Due to Gen Y’s size, about 80 million, and its age range, 7-25 year olds, Tim Buche, president of the Motorcycle Industry Council (MIC), says many marketers are looking at the group in
several segments. The youngest subgroup is
7-12 years old, and they make up about a third of Gen Y.
The youngest group should be reached through dirt bikes and those riders’ families. “That’s a challenge for dealerships because you have to market through parents,” he said.
Another third of Gen Y are in their teens, and the final third are young adults, about
18-25 year olds. “If you’re looking at the older ages in Gen Y, you’re working directly with them,” Buche said. “It might just be fun, economical transportation for teens and young adults. How do you market to young adults who want to have the experience but may not have the discretionary time or income at that moment? Recognizing that not everyone coming through the door is looking for a 600cc sport bike.”
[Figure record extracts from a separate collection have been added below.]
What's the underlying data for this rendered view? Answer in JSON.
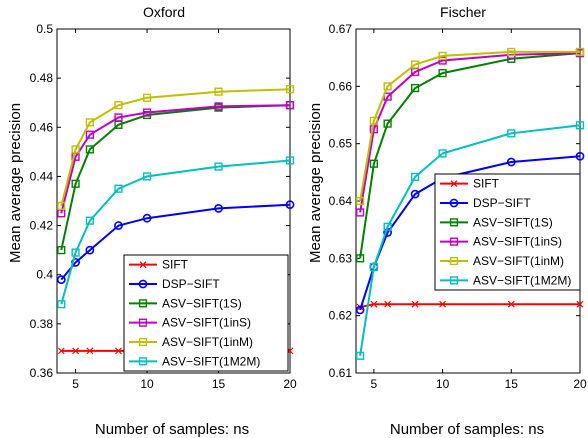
{
  "chart_data": [
    {
      "type": "line",
      "title": "Oxford",
      "xlabel": "Number of samples: ns",
      "ylabel": "Mean average precision",
      "xlim": [
        3.7,
        20
      ],
      "ylim": [
        0.36,
        0.5
      ],
      "xticks": [
        5,
        10,
        15,
        20
      ],
      "yticks": [
        0.36,
        0.38,
        0.4,
        0.42,
        0.44,
        0.46,
        0.48,
        0.5
      ],
      "ytick_labels": [
        "0.36",
        "0.38",
        "0.4",
        "0.42",
        "0.44",
        "0.46",
        "0.48",
        "0.5"
      ],
      "legend_position": "bottom-right",
      "x": [
        4,
        5,
        6,
        8,
        10,
        15,
        20
      ],
      "series": [
        {
          "name": "SIFT",
          "color": "#ff0000",
          "marker": "x",
          "values": [
            0.369,
            0.369,
            0.369,
            0.369,
            0.369,
            0.369,
            0.369
          ]
        },
        {
          "name": "DSP−SIFT",
          "color": "#0000ff",
          "marker": "o",
          "values": [
            0.398,
            0.405,
            0.41,
            0.42,
            0.423,
            0.427,
            0.4285
          ]
        },
        {
          "name": "ASV−SIFT(1S)",
          "color": "#008000",
          "marker": "s",
          "values": [
            0.41,
            0.437,
            0.451,
            0.461,
            0.465,
            0.468,
            0.469
          ]
        },
        {
          "name": "ASV−SIFT(1inS)",
          "color": "#c000c0",
          "marker": "s",
          "values": [
            0.425,
            0.448,
            0.457,
            0.464,
            0.466,
            0.4685,
            0.469
          ]
        },
        {
          "name": "ASV−SIFT(1inM)",
          "color": "#bfbf00",
          "marker": "s",
          "values": [
            0.428,
            0.451,
            0.462,
            0.469,
            0.472,
            0.4745,
            0.4755
          ]
        },
        {
          "name": "ASV−SIFT(1M2M)",
          "color": "#00bfbf",
          "marker": "s",
          "values": [
            0.388,
            0.409,
            0.422,
            0.435,
            0.44,
            0.444,
            0.4465
          ]
        }
      ]
    },
    {
      "type": "line",
      "title": "Fischer",
      "xlabel": "Number of samples: ns",
      "ylabel": "Mean average precision",
      "xlim": [
        3.7,
        20
      ],
      "ylim": [
        0.61,
        0.67
      ],
      "xticks": [
        5,
        10,
        15,
        20
      ],
      "yticks": [
        0.61,
        0.62,
        0.63,
        0.64,
        0.65,
        0.66,
        0.67
      ],
      "ytick_labels": [
        "0.61",
        "0.62",
        "0.63",
        "0.64",
        "0.65",
        "0.66",
        "0.67"
      ],
      "legend_position": "center-right",
      "x": [
        4,
        5,
        6,
        8,
        10,
        15,
        20
      ],
      "series": [
        {
          "name": "SIFT",
          "color": "#ff0000",
          "marker": "x",
          "values": [
            0.6215,
            0.622,
            0.622,
            0.622,
            0.622,
            0.622,
            0.622
          ]
        },
        {
          "name": "DSP−SIFT",
          "color": "#0000ff",
          "marker": "o",
          "values": [
            0.621,
            0.6285,
            0.6345,
            0.6412,
            0.644,
            0.6468,
            0.6478
          ]
        },
        {
          "name": "ASV−SIFT(1S)",
          "color": "#008000",
          "marker": "s",
          "values": [
            0.63,
            0.6465,
            0.6535,
            0.6597,
            0.6623,
            0.6648,
            0.6658
          ]
        },
        {
          "name": "ASV−SIFT(1inS)",
          "color": "#c000c0",
          "marker": "s",
          "values": [
            0.638,
            0.6525,
            0.6582,
            0.6625,
            0.6645,
            0.6655,
            0.6658
          ]
        },
        {
          "name": "ASV−SIFT(1inM)",
          "color": "#bfbf00",
          "marker": "s",
          "values": [
            0.64,
            0.654,
            0.66,
            0.6638,
            0.6653,
            0.666,
            0.666
          ]
        },
        {
          "name": "ASV−SIFT(1M2M)",
          "color": "#00bfbf",
          "marker": "s",
          "values": [
            0.613,
            0.6285,
            0.6355,
            0.6442,
            0.6483,
            0.6518,
            0.6532
          ]
        }
      ]
    }
  ]
}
The first step in marketing to this younger generation is recognizing that dealership staff might not be familiar with the wants of these new riders.
“It’s OK for some of us who have been around for awhile to acknowledge that we don’t know,” Buche said. “It’s important for other generations to try to understand and appreciate that there are differences. Rather than just do the research and take a run at, involve the target you’re seeking.
“That’s not just for youth. It’s for women, ethnics and other subset segments of consumers in your community,” he continued. “Gen Y probably best knows how to get to Generation Y.”
A couple of new ways to reach that group is through online media.
“Are you Tweeting?” asked Buche, referring to a free social messaging utility.
A marketing campaign the MIC started, RockMoto.com, aims to target Gen Y. “We’re looking for people who primarily like music and introducing them to videos and (motorcyclists) to talk about why they ride and what riding does for them. For them it’s about the experience. Our best advocates are our best customers.”
Some of the traditional marketing methods, however, are still effective, including motorcycle magazines. “They’re huge because people considering motorcycling, that’s an obvious, rich resource to go to,” Buche said. “You compliment what you do traditionally with the people you’re hiring who have friends in the Gen Y market. Motorcyclists are the best at inviting new riders into motorcycling.”